Coordination and Agreement
Objectives
To give students understanding of the goals of the problems of coordination and agreement in distributed systems; to give them intuitions and algorithmic techniques for addressing the problems; to give understanding of the theoretical and practical limits to solving them – in particular, the limits due to the possibility of failure.
More specifically, to introduce algorithms for distributed mutual exclusion and election algorithms, for multicast communication, consensus and related problems.

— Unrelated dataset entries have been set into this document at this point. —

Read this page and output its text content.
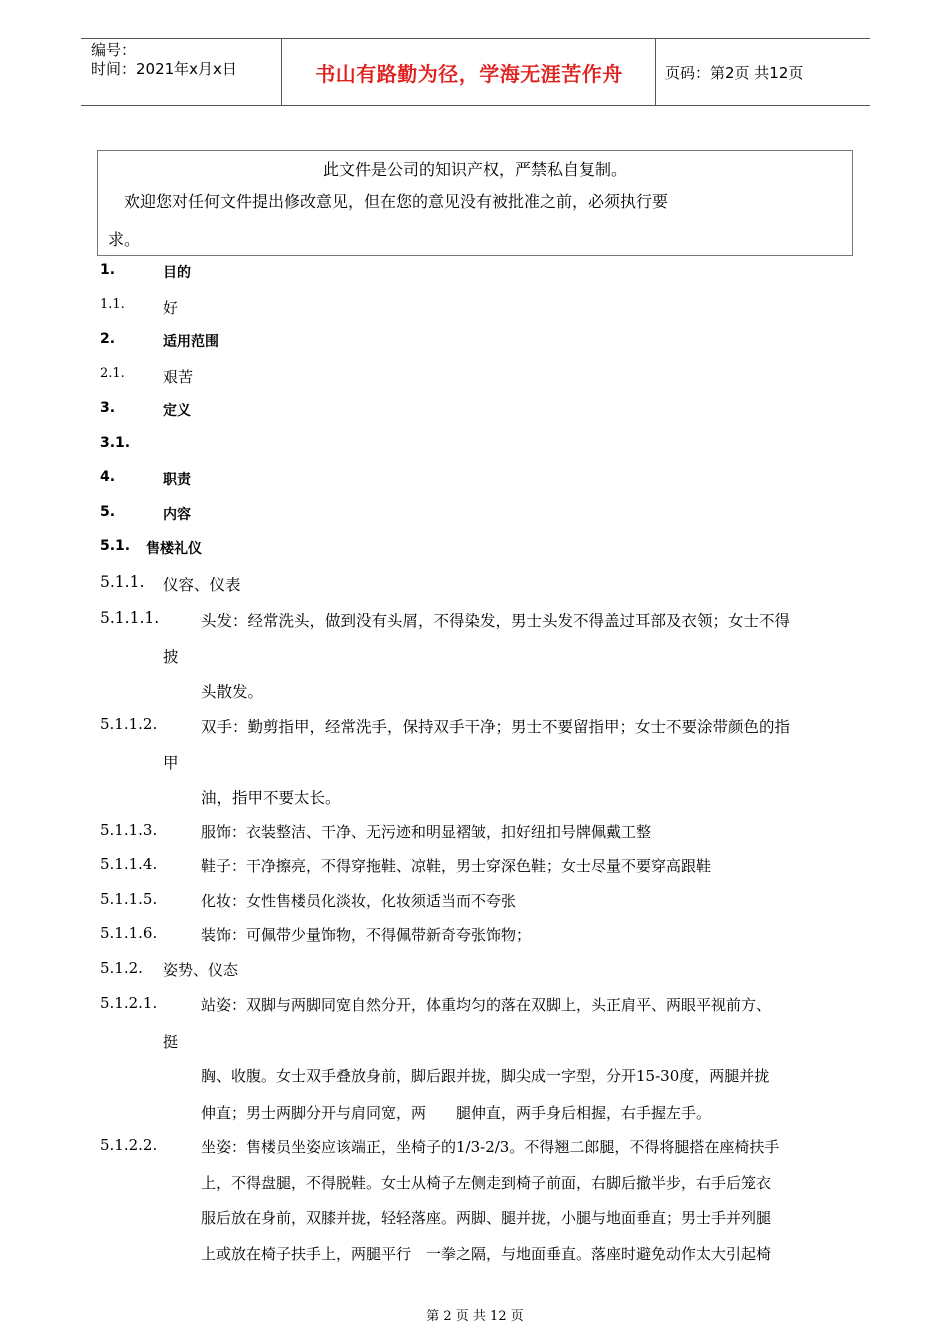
编号：
时间：2021年x月x日	书山有路勤为径，学海无涯苦作舟	页码：第2页 共12页
此文件是公司的知识产权，严禁私自复制。
欢迎您对任何文件提出修改意见，但在您的意见没有被批准之前，必须执行要
求。
1.	目的
1.1.	好
2.	适用范围
2.1.	艰苦
3.	定义
3.1.
4.	职责
5.	内容
5.1. 售楼礼仪
5.1.1. 仪容、仪表
5.1.1.1.	头发：经常洗头，做到没有头屑，不得染发，男士头发不得盖过耳部及衣领；女士不得
披
头散发。
5.1.1.2.	双手：勤剪指甲，经常洗手，保持双手干净；男士不要留指甲；女士不要涂带颜色的指
甲
油，指甲不要太长。
5.1.1.3.	服饰：衣装整洁、干净、无污迹和明显褶皱，扣好纽扣号牌佩戴工整
5.1.1.4.	鞋子：干净擦亮，不得穿拖鞋、凉鞋，男士穿深色鞋；女士尽量不要穿高跟鞋
5.1.1.5.	化妆：女性售楼员化淡妆，化妆须适当而不夸张
5.1.1.6.	装饰：可佩带少量饰物，不得佩带新奇夸张饰物；
5.1.2. 姿势、仪态
5.1.2.1.	站姿：双脚与两脚同宽自然分开，体重均匀的落在双脚上，头正肩平、两眼平视前方、
挺
胸、收腹。女士双手叠放身前，脚后跟并拢，脚尖成一字型，分开15-30度，两腿并拢
伸直；男士两脚分开与肩同宽，两　　腿伸直，两手身后相握，右手握左手。
5.1.2.2.	坐姿：售楼员坐姿应该端正，坐椅子的1/3-2/3。不得翘二郎腿，不得将腿搭在座椅扶手
上，不得盘腿，不得脱鞋。女士从椅子左侧走到椅子前面，右脚后撤半步，右手后笼衣
服后放在身前，双膝并拢，轻轻落座。两脚、腿并拢，小腿与地面垂直；男士手并列腿
上或放在椅子扶手上，两腿平行　一拳之隔，与地面垂直。落座时避免动作太大引起椅
第 2 页 共 12 页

To appreciate the impact of whether we use a synchronous or asynchronous system model on the algorithms we construct.
Points to emphasize
`Failure detectors’ have both a practical and a theoretical importance. They are of practical importance because many systems have to cope with failures and therefore to detect them, however reliably or unreliably. They are of theoretical importance because the presence of a failure detector with well defined properties affects our ability to solve the problem of consensus.
Distributed mutual exclusion is needed when processes access a resource or collection of resources and we require their updates to be consistent. It is preferable for the service that manages the resources to provide mutual exclusion itself, since this does not require extra communication; but file servers, for example, do not provide synchronization and we require a separate synchronization service. Algorithms to achieve distributed mutual exclusion must be evaluated on the basis of their efficiency and their behaviour under failure conditions.
Election algorithms are required when there is a need to distinguish one of a collection of processes as a coordinator. These algorithms are designed to select a unique process, even under failure conditions. Unfortunately, network partitions may mean that a collection of processes is split into several subgroups, each of which cannot know whether the other continues to function.
In multicast communication we make a strong distinction between multicast properties (delivery guarantees) and how to implement those properties. We can treat multicast in a modular way, in particular delivery reliability and ordering guarantees are orthogonal; and either of these can be made uniform. Multicast communication is considered only for static groups in this chapter. Chapter 18 treats the case of dynamic groups.
Consensus can be related to several similar problems including multicast communication. While solutions in synchronous systems exist, consensus cannot be deterministically solved in an asynchronous system even under modest failure assumptions. But that result says that consensus cannot be guaranteed , not that it is impossible. In practice systems do reach consensus as a matter of course, by masking process failures if necessary (e.g. transactions, covered in chapters 16 and 17).
Possible difficulties
One of the problems with this material is being clear about the assumptions underlying each result (synchronous/asynchronous system, failure assumptions, closed/open groups etc.). Failure assumptions, in particular, radically change our ability to solve problems.
Inevitably, some students will find the material in this chapter rather abstract. Encourage them to try to develop algorithms themselves.
Teaching hints
Begin by reviewing `agreement in Pepperland’ (p. 66 and p. 69), and the failure model of Section 2.4.2. Students normally find this material stimulating.
If you have already introduced the concept of distributed shared memory or talked about shared files, point out that these require a distributed mutual exclusion service. Similarly motivate the other problems of coordination and agreement using practical examples of bulletin boards (multicast delivery), backup systems for mission-critical applications (elections and other consensus problems) etc.
Multicast ordering using a sequencer is a good programming exercise (Java).